One by one, Trump’s personal relationship with the
leader of each major U.S. ally has been fatally poisoned for example:
With German Chancellor Angela Merkel, whom Trump
had repeatedly taunted
and likened to Hillary Clinton during his 2016 campaign. She was the first
major leader to give up on Trump, saying through her spokesman: “It’s difficult
to overstate just how enraged Germany is about Trump. And, in the UK, newspapers
print that Trump has grown frustrated with PM Theresa May and “her school
mistress tone.”
(May publicly corrected Trump’s circulation of fake videos
blaming Muslims for violence).
Trump says he sees May “As too politically correct” (Cited
by Trump advisers in the Washington Post).

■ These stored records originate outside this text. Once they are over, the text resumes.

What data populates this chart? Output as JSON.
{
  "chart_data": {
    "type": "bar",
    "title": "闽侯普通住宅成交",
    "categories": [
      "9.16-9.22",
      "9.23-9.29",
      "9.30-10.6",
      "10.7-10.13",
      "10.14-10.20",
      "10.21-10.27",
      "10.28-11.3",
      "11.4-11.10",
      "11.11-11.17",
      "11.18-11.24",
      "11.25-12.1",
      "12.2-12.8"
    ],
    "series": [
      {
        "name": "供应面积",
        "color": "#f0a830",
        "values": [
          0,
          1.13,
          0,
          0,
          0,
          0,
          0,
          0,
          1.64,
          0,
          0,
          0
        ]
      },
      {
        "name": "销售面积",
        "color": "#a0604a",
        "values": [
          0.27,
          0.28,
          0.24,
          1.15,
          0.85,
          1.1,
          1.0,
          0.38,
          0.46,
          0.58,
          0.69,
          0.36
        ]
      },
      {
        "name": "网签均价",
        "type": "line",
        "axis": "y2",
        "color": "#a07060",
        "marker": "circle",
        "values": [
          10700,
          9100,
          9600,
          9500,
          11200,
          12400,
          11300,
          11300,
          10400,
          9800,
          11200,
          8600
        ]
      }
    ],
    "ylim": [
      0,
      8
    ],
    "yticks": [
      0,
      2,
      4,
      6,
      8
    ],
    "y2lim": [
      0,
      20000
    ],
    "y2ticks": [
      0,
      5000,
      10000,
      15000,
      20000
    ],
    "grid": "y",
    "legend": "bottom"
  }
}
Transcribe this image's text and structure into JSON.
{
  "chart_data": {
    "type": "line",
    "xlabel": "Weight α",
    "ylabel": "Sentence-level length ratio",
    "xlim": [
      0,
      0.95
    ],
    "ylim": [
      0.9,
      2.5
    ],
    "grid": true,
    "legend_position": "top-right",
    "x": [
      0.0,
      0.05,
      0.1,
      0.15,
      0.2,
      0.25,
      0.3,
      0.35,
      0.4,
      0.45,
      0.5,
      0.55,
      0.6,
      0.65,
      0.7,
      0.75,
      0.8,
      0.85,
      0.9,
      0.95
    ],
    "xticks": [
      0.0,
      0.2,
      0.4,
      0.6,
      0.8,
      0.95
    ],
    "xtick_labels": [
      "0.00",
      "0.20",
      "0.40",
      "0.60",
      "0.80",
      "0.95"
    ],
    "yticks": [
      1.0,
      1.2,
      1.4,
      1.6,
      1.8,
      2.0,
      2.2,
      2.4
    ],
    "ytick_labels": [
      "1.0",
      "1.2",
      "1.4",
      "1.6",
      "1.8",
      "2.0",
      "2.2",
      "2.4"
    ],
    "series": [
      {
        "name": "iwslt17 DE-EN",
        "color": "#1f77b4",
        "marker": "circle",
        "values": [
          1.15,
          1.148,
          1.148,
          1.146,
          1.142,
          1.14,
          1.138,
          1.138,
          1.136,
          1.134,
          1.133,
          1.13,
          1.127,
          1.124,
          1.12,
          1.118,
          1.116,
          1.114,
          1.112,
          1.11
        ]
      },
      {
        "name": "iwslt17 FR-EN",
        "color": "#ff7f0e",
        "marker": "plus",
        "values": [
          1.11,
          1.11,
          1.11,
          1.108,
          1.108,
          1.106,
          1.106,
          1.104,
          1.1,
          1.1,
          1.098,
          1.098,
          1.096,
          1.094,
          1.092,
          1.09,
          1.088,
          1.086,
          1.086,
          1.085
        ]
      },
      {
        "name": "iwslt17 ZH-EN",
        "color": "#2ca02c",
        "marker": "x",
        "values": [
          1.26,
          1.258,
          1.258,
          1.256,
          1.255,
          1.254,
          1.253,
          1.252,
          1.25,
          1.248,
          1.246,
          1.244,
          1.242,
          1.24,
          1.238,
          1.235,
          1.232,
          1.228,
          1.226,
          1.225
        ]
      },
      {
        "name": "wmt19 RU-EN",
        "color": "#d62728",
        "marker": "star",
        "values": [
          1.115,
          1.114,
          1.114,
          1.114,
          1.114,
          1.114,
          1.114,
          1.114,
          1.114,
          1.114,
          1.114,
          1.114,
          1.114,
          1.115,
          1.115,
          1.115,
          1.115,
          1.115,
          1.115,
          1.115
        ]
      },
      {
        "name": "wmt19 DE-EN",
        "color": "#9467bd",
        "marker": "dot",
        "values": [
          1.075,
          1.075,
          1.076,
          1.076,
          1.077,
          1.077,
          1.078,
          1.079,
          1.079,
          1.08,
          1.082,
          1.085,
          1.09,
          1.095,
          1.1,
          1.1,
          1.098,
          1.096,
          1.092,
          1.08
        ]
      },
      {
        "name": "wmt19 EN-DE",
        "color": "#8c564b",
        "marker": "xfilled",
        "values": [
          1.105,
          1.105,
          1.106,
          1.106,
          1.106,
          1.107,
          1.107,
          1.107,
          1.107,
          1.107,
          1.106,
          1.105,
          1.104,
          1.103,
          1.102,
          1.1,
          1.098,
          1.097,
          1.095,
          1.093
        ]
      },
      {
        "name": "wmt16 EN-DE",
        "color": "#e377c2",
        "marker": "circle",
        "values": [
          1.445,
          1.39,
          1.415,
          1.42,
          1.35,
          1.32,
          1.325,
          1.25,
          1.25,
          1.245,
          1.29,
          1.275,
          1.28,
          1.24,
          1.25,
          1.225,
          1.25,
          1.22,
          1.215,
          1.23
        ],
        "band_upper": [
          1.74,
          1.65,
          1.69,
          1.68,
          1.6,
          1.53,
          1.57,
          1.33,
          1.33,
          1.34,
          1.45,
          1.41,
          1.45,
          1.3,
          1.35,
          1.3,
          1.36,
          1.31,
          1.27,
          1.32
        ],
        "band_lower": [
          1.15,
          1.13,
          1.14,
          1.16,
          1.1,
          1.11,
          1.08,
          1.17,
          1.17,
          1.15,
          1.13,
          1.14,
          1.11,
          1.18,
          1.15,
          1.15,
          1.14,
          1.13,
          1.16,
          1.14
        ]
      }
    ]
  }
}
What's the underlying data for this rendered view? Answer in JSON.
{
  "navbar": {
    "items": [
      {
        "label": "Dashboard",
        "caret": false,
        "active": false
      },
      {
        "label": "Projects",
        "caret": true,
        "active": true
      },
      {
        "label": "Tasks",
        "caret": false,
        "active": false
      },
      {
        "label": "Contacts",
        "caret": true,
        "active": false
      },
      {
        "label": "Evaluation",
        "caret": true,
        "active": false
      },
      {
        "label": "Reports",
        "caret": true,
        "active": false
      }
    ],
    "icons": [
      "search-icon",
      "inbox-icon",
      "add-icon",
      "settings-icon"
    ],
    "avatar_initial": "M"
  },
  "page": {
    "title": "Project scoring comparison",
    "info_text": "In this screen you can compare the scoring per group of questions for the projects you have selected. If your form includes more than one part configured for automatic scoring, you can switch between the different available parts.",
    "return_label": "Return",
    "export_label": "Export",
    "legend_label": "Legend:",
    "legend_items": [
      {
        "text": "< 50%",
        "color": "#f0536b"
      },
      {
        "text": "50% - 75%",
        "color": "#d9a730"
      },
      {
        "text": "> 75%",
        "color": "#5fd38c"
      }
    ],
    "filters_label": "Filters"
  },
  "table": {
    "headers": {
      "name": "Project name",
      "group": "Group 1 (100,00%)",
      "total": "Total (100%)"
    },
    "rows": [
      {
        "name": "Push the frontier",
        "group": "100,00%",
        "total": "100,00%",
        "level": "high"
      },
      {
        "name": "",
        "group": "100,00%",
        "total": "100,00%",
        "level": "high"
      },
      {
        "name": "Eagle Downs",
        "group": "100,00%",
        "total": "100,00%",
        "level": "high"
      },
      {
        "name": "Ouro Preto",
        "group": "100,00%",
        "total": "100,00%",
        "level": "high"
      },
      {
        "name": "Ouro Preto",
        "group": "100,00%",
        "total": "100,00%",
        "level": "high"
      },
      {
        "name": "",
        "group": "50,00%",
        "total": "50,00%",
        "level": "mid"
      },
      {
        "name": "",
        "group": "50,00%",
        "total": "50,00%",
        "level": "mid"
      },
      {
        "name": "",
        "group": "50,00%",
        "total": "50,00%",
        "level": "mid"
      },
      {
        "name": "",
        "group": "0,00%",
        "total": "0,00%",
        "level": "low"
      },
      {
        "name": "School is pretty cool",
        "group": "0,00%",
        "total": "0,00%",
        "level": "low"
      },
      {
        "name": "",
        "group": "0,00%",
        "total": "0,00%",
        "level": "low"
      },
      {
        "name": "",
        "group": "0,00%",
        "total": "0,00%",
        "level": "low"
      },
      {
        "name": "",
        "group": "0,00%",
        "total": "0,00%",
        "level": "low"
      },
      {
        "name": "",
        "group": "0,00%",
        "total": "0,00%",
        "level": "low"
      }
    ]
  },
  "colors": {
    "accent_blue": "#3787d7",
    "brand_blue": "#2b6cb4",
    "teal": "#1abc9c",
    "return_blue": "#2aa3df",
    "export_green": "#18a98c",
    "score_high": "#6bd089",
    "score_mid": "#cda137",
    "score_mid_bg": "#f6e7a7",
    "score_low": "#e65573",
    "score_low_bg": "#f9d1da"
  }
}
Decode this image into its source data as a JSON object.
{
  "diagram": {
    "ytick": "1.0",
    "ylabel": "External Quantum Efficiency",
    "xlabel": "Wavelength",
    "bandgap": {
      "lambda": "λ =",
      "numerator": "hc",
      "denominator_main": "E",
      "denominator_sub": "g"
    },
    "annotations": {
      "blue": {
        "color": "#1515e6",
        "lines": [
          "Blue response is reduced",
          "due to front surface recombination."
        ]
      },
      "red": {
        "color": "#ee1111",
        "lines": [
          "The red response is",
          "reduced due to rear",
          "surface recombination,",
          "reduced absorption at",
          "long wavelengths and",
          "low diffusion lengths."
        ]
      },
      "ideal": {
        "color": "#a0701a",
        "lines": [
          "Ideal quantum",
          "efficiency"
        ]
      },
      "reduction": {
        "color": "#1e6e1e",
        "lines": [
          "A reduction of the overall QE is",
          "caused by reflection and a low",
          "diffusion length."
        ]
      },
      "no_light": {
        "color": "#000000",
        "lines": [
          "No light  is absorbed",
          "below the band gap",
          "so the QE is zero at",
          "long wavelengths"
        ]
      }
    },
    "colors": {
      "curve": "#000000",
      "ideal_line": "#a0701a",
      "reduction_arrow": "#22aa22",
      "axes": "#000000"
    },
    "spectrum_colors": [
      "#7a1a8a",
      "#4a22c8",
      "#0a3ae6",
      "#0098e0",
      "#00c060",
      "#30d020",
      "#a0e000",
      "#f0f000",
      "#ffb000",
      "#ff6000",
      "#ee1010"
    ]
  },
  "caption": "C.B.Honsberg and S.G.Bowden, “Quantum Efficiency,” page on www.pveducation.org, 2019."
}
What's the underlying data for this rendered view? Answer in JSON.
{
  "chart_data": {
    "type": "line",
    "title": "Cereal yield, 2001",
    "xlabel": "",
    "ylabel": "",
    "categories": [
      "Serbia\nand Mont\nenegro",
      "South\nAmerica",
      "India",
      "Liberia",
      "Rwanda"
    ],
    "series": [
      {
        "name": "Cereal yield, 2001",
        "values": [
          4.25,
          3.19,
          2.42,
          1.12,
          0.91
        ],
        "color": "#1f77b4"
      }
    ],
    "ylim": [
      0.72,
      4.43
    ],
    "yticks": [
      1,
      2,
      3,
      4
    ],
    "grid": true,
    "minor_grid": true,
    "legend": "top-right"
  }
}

Seems Trump gripes periodically about Merkel and May, largely because they
disagree with him on many issues and have had an uneasy rapport with him.
My 2 Cents: The article says it all very well and
concise – and as a matter of fact, Trump was a poor example and very undiplomatic
for the U.S. and our long stellar record on trade deals … he failed and our
closest and best allies all know it, too.
Not just on his recent tariff “deal” but on a host of other
agreements, treaties, deals, and such – in a word he is a dismal failure.
Now the world waits to see how Trump performs with Kim Jong-un when they meet in Singapore June 12 on the most-serious topic of all: Nuclear weapons and peace in Korea.